I admit it. I have never liked SUVs, and I’m as tired of their overblown proportions as anyone else. I’m frustrated when I have to strain to see through or around them while I’m driving in traffic. And I’m fed up with having to squeeze into my parked car because an SUV driver has wedged his or her vehicle too close to mine. I’m pretty sure I could learn to cope with these minor inconveniences, if there wasn’t the much broader issue of how SUVs hurt our environment.

Many of us are old enough to remember the gasoline shortage of the ’70s, when car owners waited to refuel on the day of the week that corresponded with their odd- or even-numbered license plates. We vividly remember when there were so many cars lined up at the pumps that they overflowed out of the service-station driveways. We can recall when terms such as “Earth Day,” and “recycling” came into our collective consciousness. And while a subject such as ozone depletion may have initially seemed too remote to concern us, all we’ve needed to do lately is look at changing weather patterns to realize that hey, our actions do affect our environment.

Why, then, do our automakers mass-produce vehicles that burn through precious fossil fuel and spew pollution? Why have so many consumers been so quick to embrace SUVs? I know one family of four–two adults and two teenagers–who each drive their own SUV. The front of their house resembles a truck stop more than a residential driveway. Any day I’m half-expecting them to install a gas pump next to the mailbox.

We’ve all heard SUV owners’ arguments for these testaments to excess: how they’re ideal for off-road driving and convenient for carpooling and hauling. In my neighborhood, though, the tires of the SUVs are always showroom-clean and there’s rarely ever more than one passenger and a Labrador retriever inside (and never a boat or horse trailer attached to them). And it may be true that SUVs provide a measure of safety for their occupants, but what about the other drivers on the road? Not long ago a friend of mine was involved in a collision with an SUV. While damage to the light truck was minimal, the injuries to my friend and her car were greatly exacerbated by the disparity in vehicle sizes.

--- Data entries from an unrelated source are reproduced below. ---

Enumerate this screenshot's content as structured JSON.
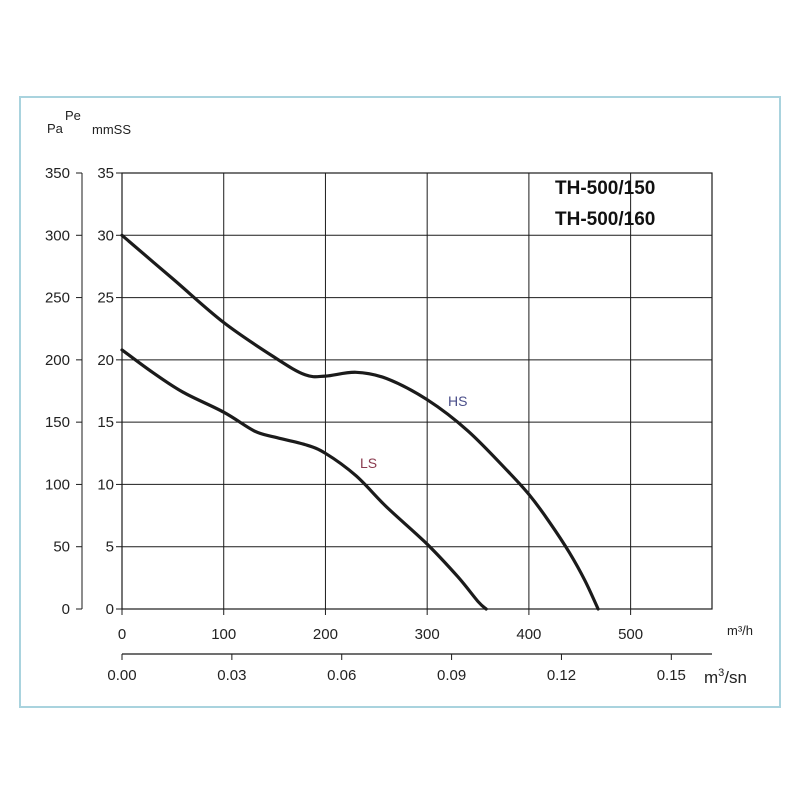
{
  "chart_data": {
    "type": "line",
    "title_lines": [
      "TH-500/150",
      "TH-500/160"
    ],
    "y_units": {
      "pa": "Pa",
      "pe": "Pe",
      "mmss": "mmSS"
    },
    "x_units": {
      "m3h": "m³/h",
      "m3sn": "m3/sn"
    },
    "pa_ticks": [
      "350",
      "300",
      "250",
      "200",
      "150",
      "100",
      "50",
      "0"
    ],
    "mmss_ticks": [
      "35",
      "30",
      "25",
      "20",
      "15",
      "10",
      "5",
      "0"
    ],
    "x_ticks_m3h": [
      "0",
      "100",
      "200",
      "300",
      "400",
      "500"
    ],
    "x_ticks_m3sn": [
      "0.00",
      "0.03",
      "0.06",
      "0.09",
      "0.12",
      "0.15"
    ],
    "xlim": [
      0,
      580
    ],
    "ylim": [
      0,
      35
    ],
    "grid": true,
    "series": [
      {
        "name": "HS",
        "color": "#1b1b1b",
        "x": [
          0,
          50,
          100,
          150,
          180,
          200,
          230,
          260,
          300,
          340,
          380,
          400,
          420,
          440,
          455,
          468
        ],
        "y": [
          30,
          26.5,
          23,
          20.2,
          18.8,
          18.7,
          19,
          18.5,
          16.8,
          14.3,
          11,
          9.2,
          7,
          4.5,
          2.3,
          0
        ]
      },
      {
        "name": "LS",
        "color": "#1b1b1b",
        "x": [
          0,
          30,
          60,
          100,
          130,
          150,
          180,
          200,
          230,
          260,
          300,
          330,
          350,
          358
        ],
        "y": [
          20.8,
          19,
          17.4,
          15.8,
          14.3,
          13.8,
          13.2,
          12.5,
          10.7,
          8.2,
          5.2,
          2.6,
          0.6,
          0
        ]
      }
    ]
  }
}
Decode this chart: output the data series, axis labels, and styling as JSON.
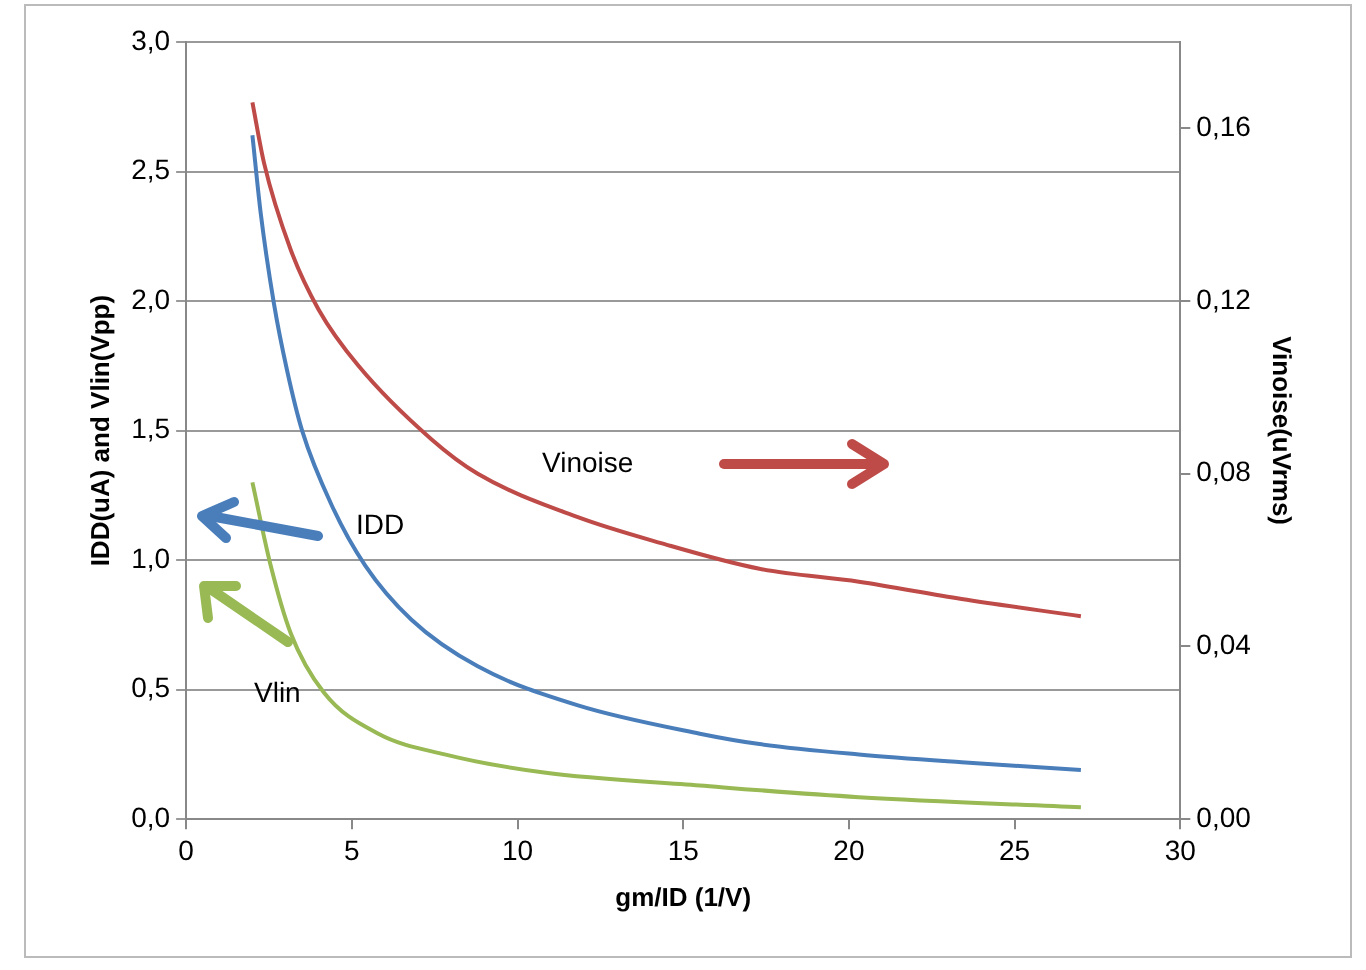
{
  "chart_data": {
    "type": "line",
    "xlabel": "gm/ID (1/V)",
    "ylabel": "IDD(uA) and Vlin(Vpp)",
    "y2label": "Vinoise(uVrms)",
    "xlim": [
      0,
      30
    ],
    "xticks": [
      0,
      5,
      10,
      15,
      20,
      25,
      30
    ],
    "ylim": [
      0,
      3
    ],
    "yticks": [
      {
        "value": 0,
        "label": "0,0"
      },
      {
        "value": 0.5,
        "label": "0,5"
      },
      {
        "value": 1,
        "label": "1,0"
      },
      {
        "value": 1.5,
        "label": "1,5"
      },
      {
        "value": 2,
        "label": "2,0"
      },
      {
        "value": 2.5,
        "label": "2,5"
      },
      {
        "value": 3,
        "label": "3,0"
      }
    ],
    "y2lim": [
      0,
      0.18
    ],
    "y2ticks": [
      {
        "value": 0,
        "label": "0,00"
      },
      {
        "value": 0.04,
        "label": "0,04"
      },
      {
        "value": 0.08,
        "label": "0,08"
      },
      {
        "value": 0.12,
        "label": "0,12"
      },
      {
        "value": 0.16,
        "label": "0,16"
      }
    ],
    "grid": "y",
    "marker": "none",
    "line_style": "solid",
    "series": [
      {
        "name": "IDD",
        "color": "#4a7ebb",
        "x": [
          2,
          2.25,
          2.65,
          3.05,
          3.5,
          4.4,
          5.4,
          6.8,
          8.8,
          11.8,
          15.5,
          17.3,
          20.3,
          23.4,
          27
        ],
        "values": [
          2.64,
          2.34,
          1.99,
          1.73,
          1.5,
          1.21,
          0.98,
          0.77,
          0.59,
          0.44,
          0.33,
          0.29,
          0.25,
          0.22,
          0.19
        ]
      },
      {
        "name": "Vlin",
        "color": "#98b954",
        "x": [
          2,
          2.55,
          3.15,
          4.15,
          5.8,
          7.8,
          10.8,
          15.5,
          20.3,
          27
        ],
        "values": [
          1.3,
          0.98,
          0.72,
          0.49,
          0.33,
          0.25,
          0.18,
          0.13,
          0.085,
          0.046
        ]
      },
      {
        "name": "Vinoise",
        "color": "#be4b48",
        "axis": "y2",
        "x": [
          2,
          2.35,
          3.15,
          4,
          5.2,
          7.4,
          8.8,
          11.8,
          14.3,
          17.3,
          20.3,
          23.4,
          27
        ],
        "values": [
          0.166,
          0.152,
          0.132,
          0.118,
          0.105,
          0.088,
          0.08,
          0.07,
          0.064,
          0.058,
          0.055,
          0.051,
          0.047
        ]
      }
    ]
  }
}
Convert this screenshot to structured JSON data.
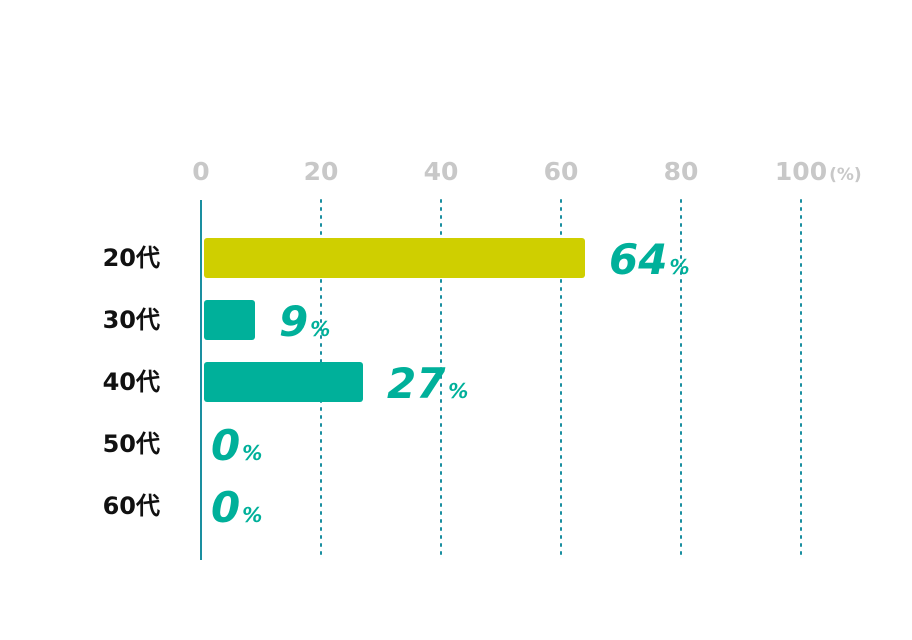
{
  "chart_data": {
    "type": "bar",
    "orientation": "horizontal",
    "categories": [
      "20代",
      "30代",
      "40代",
      "50代",
      "60代"
    ],
    "values": [
      64,
      9,
      27,
      0,
      0
    ],
    "value_suffix": "%",
    "xlim": [
      0,
      100
    ],
    "xticks": [
      0,
      20,
      40,
      60,
      80,
      100
    ],
    "x_unit": "(%)",
    "grid": "vertical dotted",
    "title": "",
    "xlabel": "",
    "ylabel": "",
    "colors": {
      "highlight": "#cfcf00",
      "default": "#00b09a",
      "value_text": "#00b09a",
      "axis": "#1a8fa0",
      "grid": "#1a8fa0",
      "tick_text": "#c8c8c8",
      "category_text": "#111111"
    }
  }
}
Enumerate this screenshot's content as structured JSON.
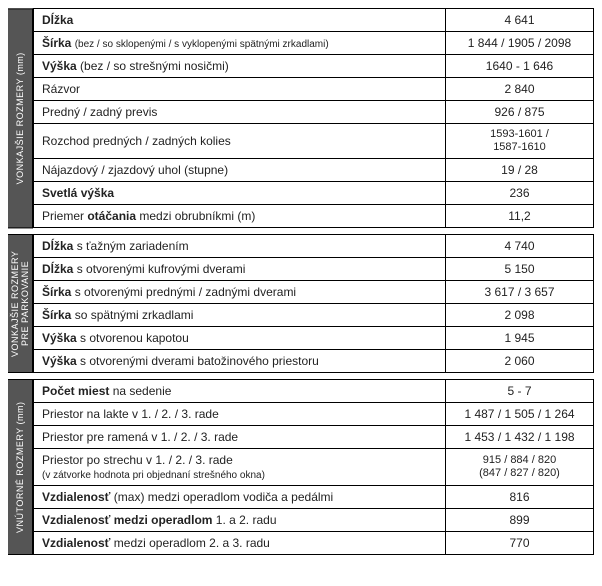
{
  "sections": [
    {
      "header": "VONKAJŠIE ROZMERY (mm)",
      "rows": [
        {
          "label_html": "<b>Dĺžka</b>",
          "value_html": "4 641"
        },
        {
          "label_html": "<b>Šírka</b> <span class='small'>(bez / so sklopenými / s vyklopenými spätnými zrkadlami)</span>",
          "value_html": "1 844 / 1905 / 2098"
        },
        {
          "label_html": "<b>Výška</b> (bez / so strešnými nosičmi)",
          "value_html": "1640 - 1 646"
        },
        {
          "label_html": "Rázvor",
          "value_html": "2 840"
        },
        {
          "label_html": "Predný / zadný previs",
          "value_html": "926 / 875"
        },
        {
          "label_html": "Rozchod predných / zadných kolies",
          "value_html": "<div class='twoline'>1593-1601 /<br>1587-1610</div>"
        },
        {
          "label_html": "Nájazdový / zjazdový uhol (stupne)",
          "value_html": "19 / 28"
        },
        {
          "label_html": "<b>Svetlá výška</b>",
          "value_html": "236"
        },
        {
          "label_html": "Priemer <b>otáčania</b> medzi obrubníkmi (m)",
          "value_html": "11,2"
        }
      ]
    },
    {
      "header": "VONKAJŠIE ROZMERY\nPRE PARKOVANIE",
      "rows": [
        {
          "label_html": "<b>Dĺžka</b> s ťažným zariadením",
          "value_html": "4 740"
        },
        {
          "label_html": "<b>Dĺžka</b> s otvorenými kufrovými dverami",
          "value_html": "5 150"
        },
        {
          "label_html": "<b>Šírka</b> s otvorenými prednými / zadnými dverami",
          "value_html": "3 617 / 3 657"
        },
        {
          "label_html": "<b>Šírka</b> so spätnými zrkadlami",
          "value_html": "2 098"
        },
        {
          "label_html": "<b>Výška</b> s otvorenou kapotou",
          "value_html": "1 945"
        },
        {
          "label_html": "<b>Výška</b> s otvorenými dverami batožinového priestoru",
          "value_html": "2 060"
        }
      ]
    },
    {
      "header": "VNÚTORNÉ ROZMERY (mm)",
      "rows": [
        {
          "label_html": "<b>Počet miest</b> na sedenie",
          "value_html": "5 - 7"
        },
        {
          "label_html": "Priestor na lakte v 1. / 2. / 3. rade",
          "value_html": "1 487 / 1 505 / 1 264"
        },
        {
          "label_html": "Priestor pre ramená v 1. / 2. / 3. rade",
          "value_html": "1 453 / 1 432 / 1 198"
        },
        {
          "label_html": "Priestor po strechu v 1. / 2. / 3. rade<br><span class='small'>(v zátvorke hodnota pri objednaní strešného okna)</span>",
          "value_html": "<div class='twoline'>915 / 884 / 820<br>(847 / 827 / 820)</div>"
        },
        {
          "label_html": "<b>Vzdialenosť</b> (max) medzi operadlom vodiča a pedálmi",
          "value_html": "816"
        },
        {
          "label_html": "<b>Vzdialenosť medzi operadlom</b> 1. a 2. radu",
          "value_html": "899"
        },
        {
          "label_html": "<b>Vzdialenosť</b> medzi operadlom 2. a 3. radu",
          "value_html": "770"
        }
      ]
    }
  ],
  "colors": {
    "header_bg": "#555555",
    "header_fg": "#ffffff",
    "border": "#000000",
    "text": "#222222",
    "background": "#ffffff"
  },
  "font_sizes": {
    "body": 12,
    "small": 10,
    "vlabel": 9
  }
}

Reports of the SUV’s poor emissions records have been trumpeted by environmental groups for years. Some of the vehicles, we read, actually spew as much pollution as two average-size cars. “It’s basically a garbage truck that dumps its pollution into the sky,” said the director of the Sierra Club’s Global Warming and Energy Program when Ford unveiled its nine-passenger, 12-mile-per-gallon Excursion back in February of 1999. You read right–12. The Model T probably did better than that.

Last month Ford took an important first step when it admitted publicly that its approach to SUVs and the environment has not always been a responsible one. Admission or no, Ford and the rest of the auto industry continue to reap tremendous profits from our insatiable appetite for these steroid-pumped vehicles, and they don’t appear likely to dramatically alter their latest recipe for success.

If there’s one positive thing that can be said about the current gas dilemma, it’s that maybe a few potential SUV buyers will come to their senses when they realize how much it will cost to keep these giants fueled. But I sometimes wonder whether these trend-followers are too self-involved to possess any sense in the first place. I find it extremely insulting, for example, to see how many of these gas guzzlers are now sporting environmental-protection-theme license plates. I don’t know if those drivers are trying to alleviate their guilt by directing a nominal portion of their annual DMV fees toward environmental causes. The truth is they may as well be using the images of Yosemite, the Everglades and Cape Cod for target practice.

Yes, I suppose we should be feeling somewhat smug, we non-SUVers.

But we’re not. Maybe we’re bigger than that.